ALBUM REVIEW: Dear Seattle – Someday
Photo Credit: Maclay Heriot
Following their 2019 debut release, Don’t Let Go, which was nominated for an AIR Award in 2020, Aussie quartet Dear Seattle are back with their new LP Someday, an easy listening indie-rock record that details a cycle of emotional turmoil.
Admittedly, we found ourselves pottering around the house for the first two songs, as their slow start and calming arrangements ended up making an excellent housework soundtrack. It wasn’t until the third track, Way Out, did our ears prick up, with its pop-punk influences hitting us at full force, making it the pick-me-up the album greatly needed.
Yet, Here To Stay was what won us over. Originally released as a single, it is here we fell for vocalist/guitarist Brae Fisher’s lyrics, with lines such as “I wanna be more, but not enough to change” capturing us on the very first listen. A song that explores self-betterment and acknowledging personal strife, Here To Stay shatters the illusion of being stuck in oblivion, and instead offers a light to climb towards. The poignant sentiment behind each line is complimented by the mellifluous harmonic layering of both the guitars and backing vocals, all of which are perfectly juxtaposed by Fisher’s angsty vocal delivery.
Similarly, Feel The Weight is another pop-punk powerhouse but without the indie boy tinge. From the ignoring everyone but their “shoulder side devil” to the lonely, distorted guitar drops and gang “Na Na Na” that MCR would be proud of. Overall, the track gives a Neck Deep STFU feel which will definitely make listeners turn the volume to ten. In contrast, Irretrievable‘s enchanting acoustic undertones complement the melancholic lyrics that hope to “make a change… and make a better bed” in a hopeless situation. With Babe Can I Call You (The Hunna) vibes, the melodious guitars sit wonderfully over the simple yet effective rhythm section, offering a groove to bop to rather than subduing all just energy built.
Aside Again follows a similar set-up, but this time with an intro reminiscent of The Maine’s Into Your Arms, but still with Ryan Potter‘s (The Hunna) vocal style. However, we did find our attention starting to wain once again. Anger returns in Paranoid Letter, whose distorted, disrupted guitars offer a refreshing change after the previous self-reflective tracks. Breaking the lamenting ambience, as if Fisher’s despondent outlook has been shattered by the realisation that he needs to change something if he wishes to feel better. A moment a lot of us can probably relate to. But, frustration peaks in Split, another favourite, as, despite the voice of defeat in the first half, as Fisher admits “slipping into brainwave [he] can’t shift”, the second half erupts with such a vigour that echoes a ‘fuck this I deserve better’ attitude. The idea of being stuck “like chewing gum on a pavement” is such an evocative image, we can almost taste the agonies Fisher feels. Alongside the different melodic layering and pushed vocals, this is truly a standout track as it offers a sensation not yet heard on the record.

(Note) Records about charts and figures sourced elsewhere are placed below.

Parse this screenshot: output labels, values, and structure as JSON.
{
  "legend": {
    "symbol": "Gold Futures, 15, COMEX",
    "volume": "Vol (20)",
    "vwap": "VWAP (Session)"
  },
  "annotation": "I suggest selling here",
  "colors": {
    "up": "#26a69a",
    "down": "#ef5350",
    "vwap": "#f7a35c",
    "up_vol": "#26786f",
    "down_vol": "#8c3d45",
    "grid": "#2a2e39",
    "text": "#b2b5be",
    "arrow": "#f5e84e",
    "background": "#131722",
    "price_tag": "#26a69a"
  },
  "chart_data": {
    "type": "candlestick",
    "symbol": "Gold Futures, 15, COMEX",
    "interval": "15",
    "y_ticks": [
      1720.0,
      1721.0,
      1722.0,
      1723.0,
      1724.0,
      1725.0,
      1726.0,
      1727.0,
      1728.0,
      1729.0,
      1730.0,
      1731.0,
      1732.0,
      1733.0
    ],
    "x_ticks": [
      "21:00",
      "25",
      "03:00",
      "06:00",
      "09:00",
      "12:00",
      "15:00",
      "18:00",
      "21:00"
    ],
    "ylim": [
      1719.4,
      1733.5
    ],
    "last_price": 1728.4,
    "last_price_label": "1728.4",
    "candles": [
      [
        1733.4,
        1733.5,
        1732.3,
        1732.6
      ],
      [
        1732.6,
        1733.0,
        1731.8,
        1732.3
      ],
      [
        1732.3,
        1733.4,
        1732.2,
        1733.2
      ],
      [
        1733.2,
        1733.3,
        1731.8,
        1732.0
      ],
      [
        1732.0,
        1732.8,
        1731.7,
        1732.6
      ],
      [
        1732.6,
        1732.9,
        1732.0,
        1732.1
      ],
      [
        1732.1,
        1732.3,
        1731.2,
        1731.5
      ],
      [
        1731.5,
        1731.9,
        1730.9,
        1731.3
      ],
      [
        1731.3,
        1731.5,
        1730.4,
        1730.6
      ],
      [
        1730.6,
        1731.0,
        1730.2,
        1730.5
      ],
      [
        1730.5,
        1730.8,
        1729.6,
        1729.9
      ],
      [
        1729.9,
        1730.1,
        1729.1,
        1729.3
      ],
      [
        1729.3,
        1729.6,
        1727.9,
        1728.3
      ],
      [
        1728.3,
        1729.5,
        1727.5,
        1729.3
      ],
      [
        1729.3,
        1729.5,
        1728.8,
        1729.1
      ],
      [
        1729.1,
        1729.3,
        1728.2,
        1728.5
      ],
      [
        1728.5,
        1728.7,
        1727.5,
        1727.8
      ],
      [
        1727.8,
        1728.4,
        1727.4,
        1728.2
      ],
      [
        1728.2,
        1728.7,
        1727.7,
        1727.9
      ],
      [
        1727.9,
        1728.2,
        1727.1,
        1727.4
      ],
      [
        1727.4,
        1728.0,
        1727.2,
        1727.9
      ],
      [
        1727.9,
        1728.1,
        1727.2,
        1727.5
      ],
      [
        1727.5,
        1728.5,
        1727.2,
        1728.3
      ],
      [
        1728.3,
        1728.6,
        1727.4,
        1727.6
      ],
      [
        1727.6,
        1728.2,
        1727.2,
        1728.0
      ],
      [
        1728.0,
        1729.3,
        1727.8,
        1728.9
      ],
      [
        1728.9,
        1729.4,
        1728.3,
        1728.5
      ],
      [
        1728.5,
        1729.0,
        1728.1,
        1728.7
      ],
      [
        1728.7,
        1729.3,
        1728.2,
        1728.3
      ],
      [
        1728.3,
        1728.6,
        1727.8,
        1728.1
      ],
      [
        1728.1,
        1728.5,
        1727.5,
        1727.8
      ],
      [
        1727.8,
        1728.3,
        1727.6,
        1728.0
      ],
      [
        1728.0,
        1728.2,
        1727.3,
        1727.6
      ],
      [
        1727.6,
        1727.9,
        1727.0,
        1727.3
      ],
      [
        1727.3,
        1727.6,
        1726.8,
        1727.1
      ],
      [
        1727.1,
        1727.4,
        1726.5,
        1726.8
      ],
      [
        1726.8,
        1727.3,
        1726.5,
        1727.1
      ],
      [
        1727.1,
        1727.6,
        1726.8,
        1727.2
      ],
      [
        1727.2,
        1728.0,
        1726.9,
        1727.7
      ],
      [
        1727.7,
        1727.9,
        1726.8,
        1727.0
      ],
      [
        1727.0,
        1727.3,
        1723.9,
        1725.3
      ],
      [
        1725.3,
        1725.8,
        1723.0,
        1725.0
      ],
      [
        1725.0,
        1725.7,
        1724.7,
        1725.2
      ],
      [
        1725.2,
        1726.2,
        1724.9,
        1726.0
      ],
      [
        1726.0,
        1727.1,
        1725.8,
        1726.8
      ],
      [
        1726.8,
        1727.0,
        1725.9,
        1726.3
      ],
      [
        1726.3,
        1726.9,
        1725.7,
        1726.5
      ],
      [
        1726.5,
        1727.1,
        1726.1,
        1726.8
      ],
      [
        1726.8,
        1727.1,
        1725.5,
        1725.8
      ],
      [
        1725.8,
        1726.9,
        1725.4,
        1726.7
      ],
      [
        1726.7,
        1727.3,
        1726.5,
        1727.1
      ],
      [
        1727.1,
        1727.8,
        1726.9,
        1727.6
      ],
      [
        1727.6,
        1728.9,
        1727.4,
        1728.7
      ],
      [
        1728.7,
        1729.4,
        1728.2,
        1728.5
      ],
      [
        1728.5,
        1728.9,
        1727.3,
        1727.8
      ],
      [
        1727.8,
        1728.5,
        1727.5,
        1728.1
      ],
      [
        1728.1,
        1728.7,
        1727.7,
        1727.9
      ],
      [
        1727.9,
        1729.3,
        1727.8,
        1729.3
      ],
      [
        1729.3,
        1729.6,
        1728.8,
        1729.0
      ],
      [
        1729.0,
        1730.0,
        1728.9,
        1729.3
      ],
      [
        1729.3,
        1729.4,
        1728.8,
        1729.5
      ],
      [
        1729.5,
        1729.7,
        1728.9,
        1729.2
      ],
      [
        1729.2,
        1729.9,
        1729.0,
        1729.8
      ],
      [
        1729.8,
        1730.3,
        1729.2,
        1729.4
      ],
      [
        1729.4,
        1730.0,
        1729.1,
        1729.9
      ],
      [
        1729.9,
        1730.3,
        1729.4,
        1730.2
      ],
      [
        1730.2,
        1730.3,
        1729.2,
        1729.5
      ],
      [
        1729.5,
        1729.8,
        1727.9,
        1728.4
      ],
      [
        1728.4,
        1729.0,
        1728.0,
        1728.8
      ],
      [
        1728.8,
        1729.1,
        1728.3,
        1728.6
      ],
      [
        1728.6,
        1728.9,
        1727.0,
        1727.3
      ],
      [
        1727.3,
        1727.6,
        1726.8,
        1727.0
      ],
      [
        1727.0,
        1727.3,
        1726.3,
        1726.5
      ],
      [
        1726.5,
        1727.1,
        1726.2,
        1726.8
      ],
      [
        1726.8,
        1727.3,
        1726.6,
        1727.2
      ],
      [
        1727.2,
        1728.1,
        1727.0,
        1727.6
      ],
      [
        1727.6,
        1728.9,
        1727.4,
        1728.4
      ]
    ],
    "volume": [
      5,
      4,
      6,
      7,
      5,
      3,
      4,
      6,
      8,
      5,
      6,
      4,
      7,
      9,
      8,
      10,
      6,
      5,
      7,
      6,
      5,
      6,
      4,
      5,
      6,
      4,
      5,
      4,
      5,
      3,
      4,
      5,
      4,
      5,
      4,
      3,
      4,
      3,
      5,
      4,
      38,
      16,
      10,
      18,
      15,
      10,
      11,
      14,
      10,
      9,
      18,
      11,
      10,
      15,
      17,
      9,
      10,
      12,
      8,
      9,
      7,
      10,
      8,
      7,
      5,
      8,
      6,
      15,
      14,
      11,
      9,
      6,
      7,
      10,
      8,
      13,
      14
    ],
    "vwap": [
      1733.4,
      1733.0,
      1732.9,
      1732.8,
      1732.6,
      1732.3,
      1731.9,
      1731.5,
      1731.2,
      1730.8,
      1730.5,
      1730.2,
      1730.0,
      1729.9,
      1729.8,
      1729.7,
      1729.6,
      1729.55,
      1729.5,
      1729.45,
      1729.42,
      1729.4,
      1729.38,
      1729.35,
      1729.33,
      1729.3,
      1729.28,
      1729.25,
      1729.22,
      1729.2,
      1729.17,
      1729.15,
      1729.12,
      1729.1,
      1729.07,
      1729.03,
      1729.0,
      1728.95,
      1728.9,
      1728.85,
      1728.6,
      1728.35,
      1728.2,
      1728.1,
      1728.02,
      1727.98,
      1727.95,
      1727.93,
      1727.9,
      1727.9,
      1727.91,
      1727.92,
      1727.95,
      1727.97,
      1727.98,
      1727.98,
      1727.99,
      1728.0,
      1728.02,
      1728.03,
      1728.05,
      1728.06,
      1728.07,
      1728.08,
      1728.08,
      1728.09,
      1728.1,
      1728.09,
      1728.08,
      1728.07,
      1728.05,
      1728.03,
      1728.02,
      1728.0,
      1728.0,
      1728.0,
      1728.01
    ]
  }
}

Before finishing on A Perfect House, which cycles back to the tranquillity of the first two tracks. But instead of the themes trepidation of Home and disingenuity of In My Head, this offers an epiphany, where the protagonist realises that the downs of a relationship are just as important as the ups. A depiction of a real-life love story as, after all, the ‘perfect house’ you originally built may be an illusion, so “you bought a brand new start to build something real” – your new perfect house. Our recommendation for this song? Listen out for all the little guitar layers, some are over in a matter of moments, but make the song feel beautifully complete.
Overall, the growth in Dear Seattle’s songwriting has become more polished, with their prolific lyrics, sculptured guitar embellishments and exquisite harmonic layering, their sound has seemingly matured, relabelling them into the indie-rock realm. Although slow to start, Someday is a message of understanding yourself, accepting your faults and being open to change, no matter how hard it may be. Built on this bittersweet sentiment, you’re sure to experience an “oh shit, this is me” moment within every song.